Natürlich: Wien ist Kultur. Wien ist Theater. Wien ist Museum, innen und aussen. Wien ist Grösse - und gross. Wien ist aber auch Würstelstand. Und Wien ist Beisl. Wien ist kosmopolitische Multikulturalität, nicht selten gepaart mit selbstzerfleischendem Kleingeist. Wien ist erst einmal auszuhalten. Wien ist Prater. Wien ist Tanz. Wien ist Disco, Ball, WG-Festl und Electroparty. Wien ist die schlimmste Bedienung und der lustigste Ober. Wien ist Spielwiese und field study für die eigene Toleranz - im etymologischen Sinne. Wien ist sehr viel Leben. Und Wien ist sehr viel Sterben. Diese Stadt ist zuckerhefesüss und himmelnebeltraurig - bis man nur noch lachen kann.
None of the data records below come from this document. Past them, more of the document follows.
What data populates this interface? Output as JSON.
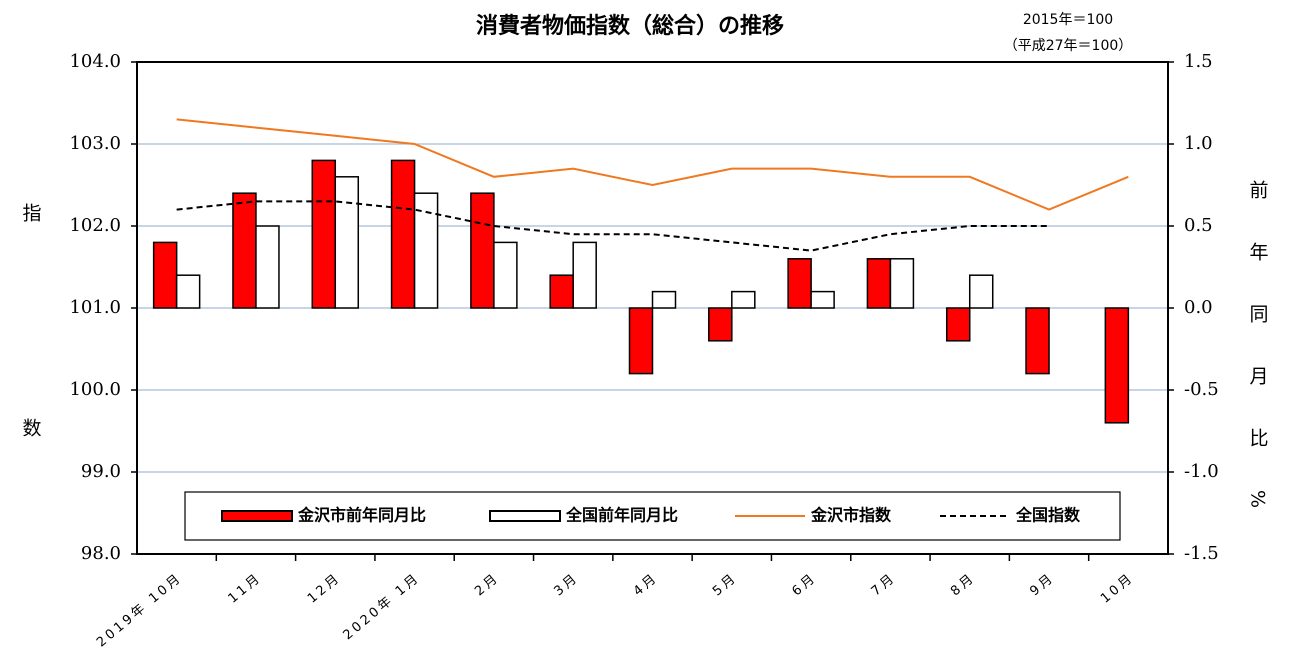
{
  "chart_data": {
    "type": "bar",
    "title": "消費者物価指数（総合）の推移",
    "note": [
      "2015年＝100",
      "（平成27年＝100）"
    ],
    "y_label": "指数",
    "y2_label": "前年同月比%",
    "categories": [
      "2019年 10月",
      "11月",
      "12月",
      "2020年 1月",
      "2月",
      "3月",
      "4月",
      "5月",
      "6月",
      "7月",
      "8月",
      "9月",
      "10月"
    ],
    "ylim": [
      98,
      104
    ],
    "yticks": [
      {
        "value": 98,
        "label": "98.0"
      },
      {
        "value": 99,
        "label": "99.0"
      },
      {
        "value": 100,
        "label": "100.0"
      },
      {
        "value": 101,
        "label": "101.0"
      },
      {
        "value": 102,
        "label": "102.0"
      },
      {
        "value": 103,
        "label": "103.0"
      },
      {
        "value": 104,
        "label": "104.0"
      }
    ],
    "y2lim": [
      -1.5,
      1.5
    ],
    "y2ticks": [
      -1.5,
      {
        "value": -1,
        "label": "-1.0"
      },
      -0.5,
      {
        "value": 0,
        "label": "0.0"
      },
      0.5,
      {
        "value": 1,
        "label": "1.0"
      },
      1.5
    ],
    "grid": true,
    "legend": "bottom",
    "series": [
      {
        "name": "金沢市前年同月比",
        "type": "bar",
        "axis": "y2",
        "color": "#ff0000",
        "values": [
          0.4,
          0.7,
          0.9,
          0.9,
          0.7,
          0.2,
          -0.4,
          -0.2,
          0.3,
          0.3,
          -0.2,
          -0.4,
          -0.7
        ]
      },
      {
        "name": "全国前年同月比",
        "type": "bar",
        "axis": "y2",
        "color": "#ffffff",
        "values": [
          0.2,
          0.5,
          0.8,
          0.7,
          0.4,
          0.4,
          0.1,
          0.1,
          0.1,
          0.3,
          0.2,
          null,
          null
        ]
      },
      {
        "name": "金沢市指数",
        "type": "line",
        "color": "#f07820",
        "line_style": "solid",
        "values": [
          103.3,
          103.2,
          103.1,
          103.0,
          102.6,
          102.7,
          102.5,
          102.7,
          102.7,
          102.6,
          102.6,
          102.2,
          102.6
        ]
      },
      {
        "name": "全国指数",
        "type": "line",
        "color": "#000000",
        "line_style": "dashed",
        "values": [
          102.2,
          102.3,
          102.3,
          102.2,
          102.0,
          101.9,
          101.9,
          101.8,
          101.7,
          101.9,
          102.0,
          102.0,
          null
        ]
      }
    ]
  }
}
Wien ist Zentralfriedhof und Kleinkino, Szene und Relikt vergangener Tage. Wien ist die wahrscheinlich schlecheste Gratiszeitung aller Tage und der Roman über das Sein an sich. Wien ist FM4 und umgekehrt und das ist eine Lüge. Glaube ich. Wien ist Standard, Presse, Kurier, Kronenzeitung, Wiener Zeitung - aber vor allem Standard. Wien ist sicherlich nicht Standard. Wien ist Rapid, Austria, U-Bahn und so unglaublich frühspät am Naschmarkt. Wien ist weit. Und ein Skandal. Jeden Tag. Des is so. Ottakring. Simmering. Ottos Kneipp Stüberl und Uno City. Copa Kagrana. Messe. Steffl. Schönbrunn. 16er-Blech. Servus. Bist du deppat? Samma uns ehrlich. Zurückbleiben bitte. Ma, geh!